Un día me fui sola a ver la obra de teatro para niños de un amigo en el Lara. La sesión era temprana y fui caminando desde Lavapiés. Me puse música y fui observando durante el camino: los barrenderos se deshacían de la suciedad de los nocturnos, algún que otro borracho volvía a casa sin ganas, mujeres mayores entraban en las parroquias, el bullicio previo se apagaba poco a poco y los ruidos de bares se transformaban en risas de niños. Otro Madrid se mostraba ante mí: aquel era un escenario paralelo que apenas duraría un par de horas más. Me gustó. Recuerdo que volví a casa y escribí un poema sobre aquel lugar blanco. Aquello me hizo ver las posibilidades de una ciudad en la que todo es posible.

Ahora no hay un domingo que no aproveche. Me gusta pasear por el Rastro al menos una vez al mes, descubrir algún tesoro, tomar algo en plena calle. También disfruto llevando a los perros a algún sitio: Madrid Río, el parque canino de El Retiro, la sierra si hay tiempo. Otros días nos inventamos excursiones y nos vamos con el coche a pasar la mañana a algún pueblo cercano. El otro día, por ejemplo, nos fuimos a El Escorial a comer en El Charolés, conocido por tener el mejor cocido del mundo, lugar imprescindible para quien quiera saborear de verdad esta ciudad.

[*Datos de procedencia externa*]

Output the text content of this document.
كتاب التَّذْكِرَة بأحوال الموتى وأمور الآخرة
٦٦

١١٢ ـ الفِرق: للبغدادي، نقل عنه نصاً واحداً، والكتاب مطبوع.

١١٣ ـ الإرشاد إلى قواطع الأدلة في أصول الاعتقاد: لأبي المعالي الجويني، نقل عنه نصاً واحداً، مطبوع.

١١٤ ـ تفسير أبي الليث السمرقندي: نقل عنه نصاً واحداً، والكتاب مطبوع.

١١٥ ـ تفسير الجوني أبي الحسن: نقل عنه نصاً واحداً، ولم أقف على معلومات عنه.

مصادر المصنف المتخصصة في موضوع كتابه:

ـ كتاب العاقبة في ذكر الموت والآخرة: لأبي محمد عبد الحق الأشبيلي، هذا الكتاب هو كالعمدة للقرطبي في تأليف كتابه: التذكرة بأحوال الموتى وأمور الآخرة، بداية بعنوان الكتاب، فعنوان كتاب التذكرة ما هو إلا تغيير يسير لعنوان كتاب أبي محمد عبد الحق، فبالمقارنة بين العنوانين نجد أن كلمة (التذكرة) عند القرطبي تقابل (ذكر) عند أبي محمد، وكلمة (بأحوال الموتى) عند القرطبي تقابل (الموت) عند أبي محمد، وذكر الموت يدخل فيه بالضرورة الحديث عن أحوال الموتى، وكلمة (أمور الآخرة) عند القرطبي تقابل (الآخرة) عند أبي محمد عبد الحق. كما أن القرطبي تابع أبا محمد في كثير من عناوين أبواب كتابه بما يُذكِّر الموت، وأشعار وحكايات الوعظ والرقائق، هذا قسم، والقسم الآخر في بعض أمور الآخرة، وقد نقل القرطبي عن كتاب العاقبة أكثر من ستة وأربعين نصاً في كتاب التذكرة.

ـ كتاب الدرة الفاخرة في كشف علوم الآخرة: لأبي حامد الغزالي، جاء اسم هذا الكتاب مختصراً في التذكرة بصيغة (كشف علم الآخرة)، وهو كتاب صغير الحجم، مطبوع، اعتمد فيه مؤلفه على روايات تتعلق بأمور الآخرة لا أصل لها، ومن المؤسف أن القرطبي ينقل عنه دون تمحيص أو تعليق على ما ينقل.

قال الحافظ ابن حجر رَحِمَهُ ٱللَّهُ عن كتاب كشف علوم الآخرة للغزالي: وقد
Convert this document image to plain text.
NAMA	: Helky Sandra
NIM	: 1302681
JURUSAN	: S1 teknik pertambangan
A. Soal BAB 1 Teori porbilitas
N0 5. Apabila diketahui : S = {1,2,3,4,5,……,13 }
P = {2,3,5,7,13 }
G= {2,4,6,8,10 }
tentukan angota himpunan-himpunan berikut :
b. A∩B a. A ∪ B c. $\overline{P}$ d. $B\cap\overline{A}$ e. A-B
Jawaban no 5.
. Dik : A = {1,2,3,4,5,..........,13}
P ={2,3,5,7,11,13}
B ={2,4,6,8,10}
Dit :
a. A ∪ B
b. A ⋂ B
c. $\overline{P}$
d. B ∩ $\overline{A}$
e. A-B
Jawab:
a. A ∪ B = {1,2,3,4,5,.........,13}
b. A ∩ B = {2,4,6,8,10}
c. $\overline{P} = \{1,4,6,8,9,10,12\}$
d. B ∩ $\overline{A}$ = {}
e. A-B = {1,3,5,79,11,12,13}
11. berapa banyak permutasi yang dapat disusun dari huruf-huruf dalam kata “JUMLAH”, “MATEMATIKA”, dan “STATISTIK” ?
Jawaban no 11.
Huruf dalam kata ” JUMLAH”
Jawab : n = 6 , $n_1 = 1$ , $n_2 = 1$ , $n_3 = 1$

En verano nos vamos al Manzanares y en invierno nos abrazamos juntos en un banco del barrio, entramos en algún museo para ver la exposición del mes y llamamos a nuestros amigos para inventarnos algún plan que puede acabar, como hace dos semanas, en una pista de baile a las cinco de la tarde. Así es Madrid: una ciudad encendida, de todos los colores. Madrid me mata.